Threat actors are taking advantage of Google’s Tag Manager (GTM) containers to Magecart e-skimming attacks that plant malicious e-skimmers on e-commerce sites to steal payment card data and personally identifiable information of visitors, a new report from Recorded Future’s Insinkt Group reveals.

GTM is a free tracking tool and management platform that allows to add tracking, web analytics, and measurement codes to any website or application.

The researchers said they discovered three significant variants (Variant 1, Variant 2, and Variant 3) of malicious scripts hidden within GTM containers that function either as e-skimmers or as downloaders for installing e-skimmers. Cybercriminals are currently using all three variants to infect e-commerce sites and steal customers’ payment card data.

Insinkt Group identified a total of 569 infected domains, 314 from which were infected by a GTM-based e-skimmer variant, while the remaining 255 had infections that exfiltrated stolen data to malicious domains associated with GTM abuse.

“The 314 e-commerce domains were confirmed to have been infected by 1 of the 3 GTM-based e-skimmer variants. 87 of these e-commerce domains remain infected as of August 25, 2022. The average period of infection for those infections that have since been remediated was 3.5 months,” the report reads.

Variant 1 and Variant 2 have been in use since March and June 2021, respectively, while Variant 3 appeared on the threat landscape no later than July 2022. All three variants use separate e-skimming scripts and each e-skimmer variant uses its own set of malicious domains to receive stolen data.

“All 3 variants are currently in use for active infections and have been deployed to infect new e-commerce domain(s) in August 2022, indicating that all 3 variants pose an active risk to e-commerce websites and their customers — and by extension, to financial institutions and card networks,” according to the report.

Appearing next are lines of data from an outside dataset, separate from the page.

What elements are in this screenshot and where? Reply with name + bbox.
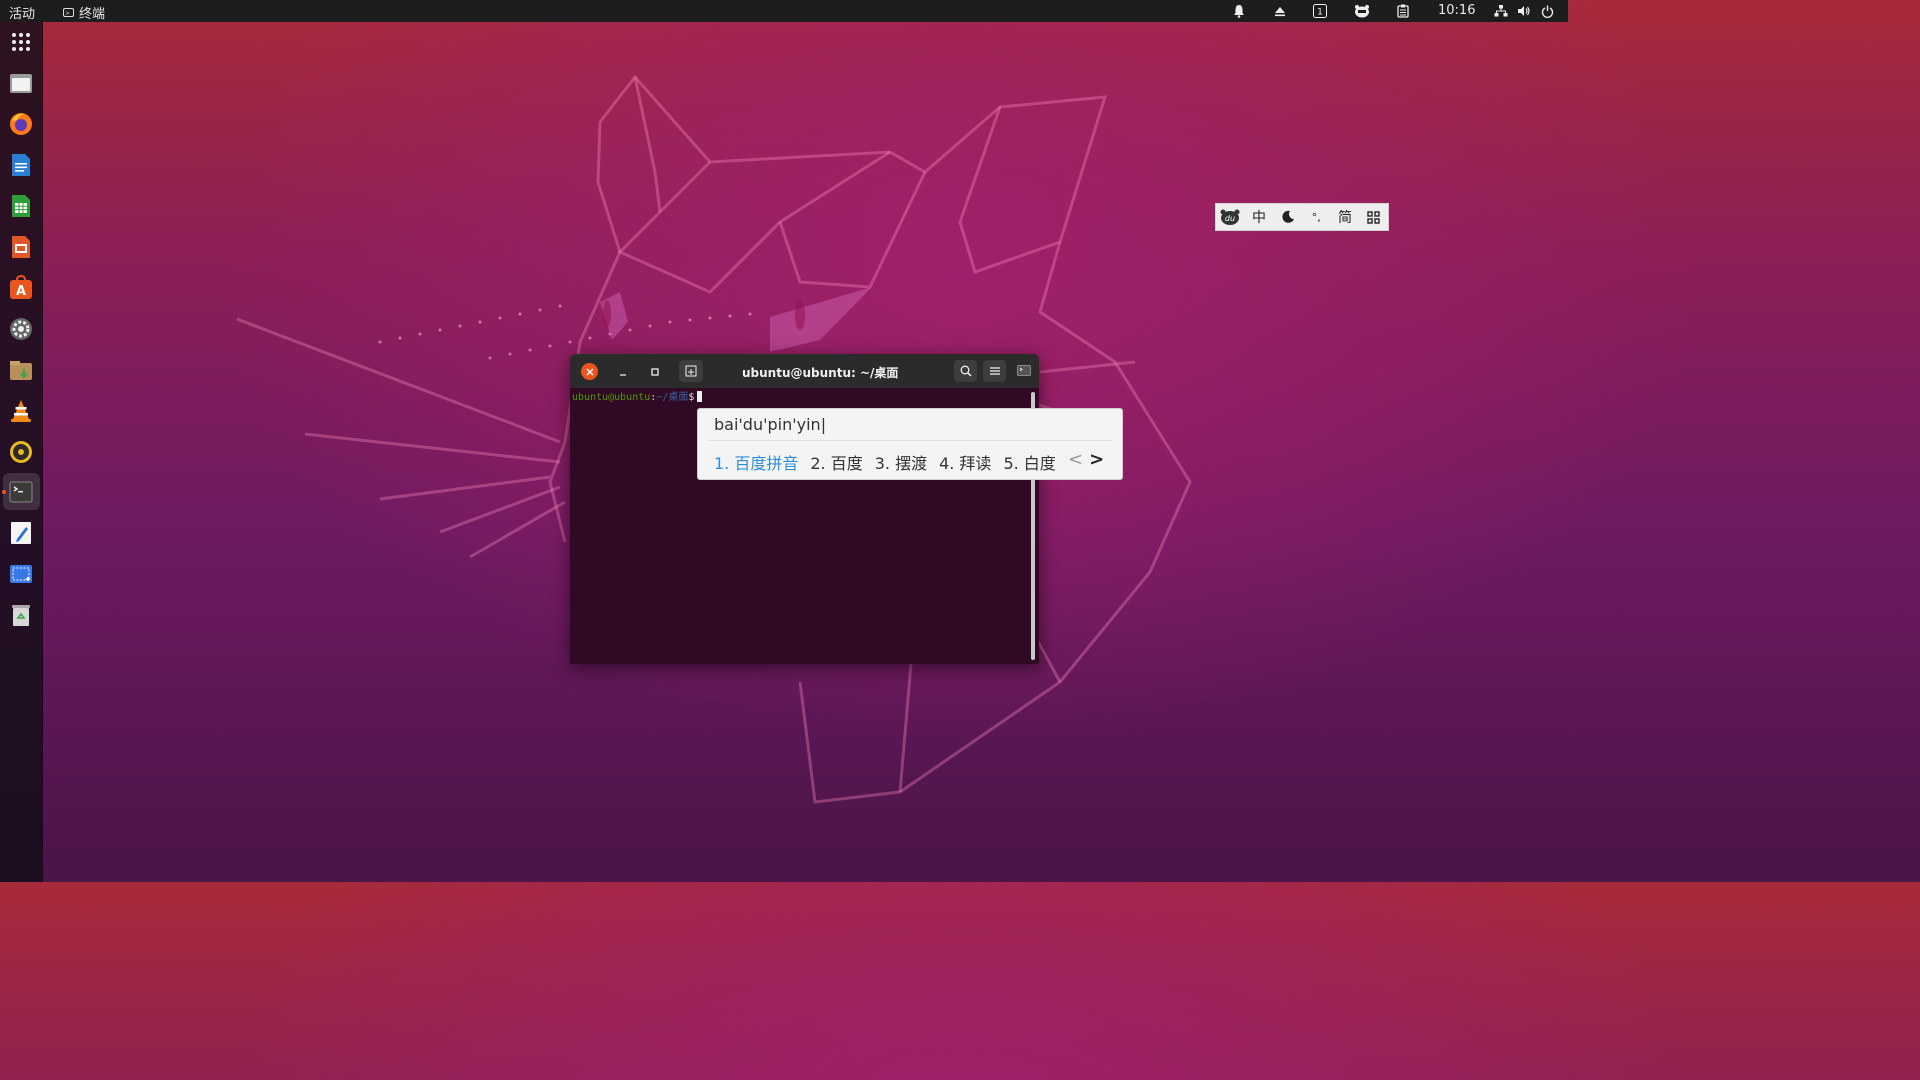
candidate-item[interactable]: 5. 白度 bbox=[1003, 450, 1055, 474]
search-button[interactable] bbox=[954, 360, 977, 382]
candidate-item[interactable]: 2. 百度 bbox=[810, 450, 862, 474]
terminal-app-icon: > bbox=[63, 8, 74, 17]
eject-icon[interactable] bbox=[1274, 0, 1286, 22]
fullwidth-moon-icon[interactable] bbox=[1277, 210, 1299, 224]
network-icon[interactable] bbox=[1494, 0, 1508, 22]
trash-icon[interactable] bbox=[8, 602, 34, 628]
candidate-divider bbox=[708, 440, 1112, 441]
settings-icon[interactable] bbox=[8, 316, 34, 342]
running-indicator bbox=[2, 490, 6, 494]
terminal-tab-icon[interactable] bbox=[1016, 362, 1032, 378]
ime-mode-toggle[interactable]: 中 bbox=[1248, 207, 1270, 227]
workspace-indicator-icon[interactable]: 1 bbox=[1313, 0, 1327, 22]
ime-logo-text: du bbox=[1225, 214, 1235, 223]
next-page-button[interactable]: > bbox=[1089, 449, 1104, 470]
new-tab-icon bbox=[685, 365, 697, 377]
ime-menu-grid-icon[interactable] bbox=[1363, 210, 1385, 224]
impress-icon[interactable] bbox=[8, 234, 34, 260]
baidu-ime-tray-icon[interactable] bbox=[1354, 0, 1370, 22]
close-icon bbox=[586, 368, 593, 375]
new-tab-button[interactable] bbox=[679, 360, 703, 382]
candidate-item[interactable]: 1. 百度拼音 bbox=[714, 450, 798, 474]
svg-text:1: 1 bbox=[1317, 8, 1323, 18]
notification-bell-icon[interactable] bbox=[1232, 0, 1246, 22]
text-editor-icon[interactable] bbox=[8, 520, 34, 546]
clipboard-icon[interactable] bbox=[1397, 0, 1409, 22]
volume-icon[interactable] bbox=[1517, 0, 1531, 22]
ime-punct-toggle[interactable]: °, bbox=[1305, 211, 1327, 224]
hamburger-menu-icon bbox=[989, 367, 1000, 375]
maximize-button[interactable] bbox=[646, 363, 663, 380]
ime-charset-toggle[interactable]: 简 bbox=[1334, 207, 1356, 227]
close-button[interactable] bbox=[581, 363, 598, 380]
candidate-item[interactable]: 4. 拜读 bbox=[939, 450, 991, 474]
firefox-icon[interactable] bbox=[8, 111, 34, 137]
svg-text:A: A bbox=[16, 284, 26, 299]
candidate-item[interactable]: 3. 摆渡 bbox=[875, 450, 927, 474]
terminal-icon[interactable] bbox=[8, 479, 34, 505]
calc-icon[interactable] bbox=[8, 193, 34, 219]
prompt-symbol: $ bbox=[688, 392, 695, 403]
screenshot-icon[interactable] bbox=[8, 561, 34, 587]
search-icon bbox=[960, 365, 972, 377]
terminal-window: ubuntu@ubuntu: ~/桌面 ubuntu@ubuntu:~/桌面$ bbox=[570, 354, 1039, 664]
shell-prompt: ubuntu@ubuntu:~/桌面$ bbox=[572, 388, 703, 403]
activities-button[interactable]: 活动 bbox=[9, 3, 35, 22]
rhythmbox-icon[interactable] bbox=[8, 439, 34, 465]
prompt-path: ~/桌面 bbox=[656, 392, 689, 403]
files-icon[interactable] bbox=[8, 70, 34, 96]
maximize-icon bbox=[650, 367, 659, 376]
software-icon[interactable]: A bbox=[8, 274, 34, 301]
ime-status-bar: du 中 °, 简 bbox=[1215, 203, 1389, 231]
ime-candidate-window: bai'du'pin'yin| 1. 百度拼音 2. 百度 3. 摆渡 4. 拜… bbox=[697, 408, 1123, 480]
text-cursor bbox=[697, 391, 703, 402]
prompt-user: ubuntu@ubuntu bbox=[572, 392, 651, 403]
candidate-pager: < > bbox=[1068, 449, 1104, 470]
candidate-list: 1. 百度拼音 2. 百度 3. 摆渡 4. 拜读 5. 白度 bbox=[714, 450, 1056, 474]
menu-button[interactable] bbox=[983, 360, 1006, 382]
app-menu[interactable]: > 终端 bbox=[63, 3, 105, 22]
dock: A bbox=[0, 22, 43, 882]
baidu-ime-logo-icon[interactable]: du bbox=[1219, 209, 1241, 225]
preedit-text: bai'du'pin'yin| bbox=[714, 415, 827, 434]
terminal-title: ubuntu@ubuntu: ~/桌面 bbox=[742, 366, 899, 380]
vlc-icon[interactable] bbox=[8, 398, 34, 424]
clock[interactable]: 10:16 bbox=[1438, 3, 1475, 18]
terminal-headerbar[interactable]: ubuntu@ubuntu: ~/桌面 bbox=[570, 354, 1039, 388]
power-icon[interactable] bbox=[1541, 0, 1554, 22]
writer-icon[interactable] bbox=[8, 152, 34, 178]
minimize-button[interactable] bbox=[614, 363, 631, 380]
show-apps-icon[interactable] bbox=[8, 29, 34, 55]
top-bar: 活动 > 终端 1 10:16 bbox=[0, 0, 1568, 22]
archive-manager-icon[interactable] bbox=[8, 357, 34, 383]
minimize-icon bbox=[619, 373, 626, 376]
app-menu-label: 终端 bbox=[79, 7, 106, 22]
prev-page-button[interactable]: < bbox=[1068, 449, 1083, 470]
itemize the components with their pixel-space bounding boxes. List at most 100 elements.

It was found that the threat actors targeted not only “high-value” e-commerce domains with more than 1 million monthly visitors, but also more “modest” sites with about 10,000 monthly visitors.

Most of the infected websites are based in the US (66%), followed by Canada, the UK, Argentina, India, Italy, Australia, Brazil, Greece, Indonesia and others.

The researchers said that more than 165,000 payment card records attributed to victims of GTM container e-skimming have ended up on illegal carding sites on the dark web, but they believe that the number of compromised payment cards is likely higher.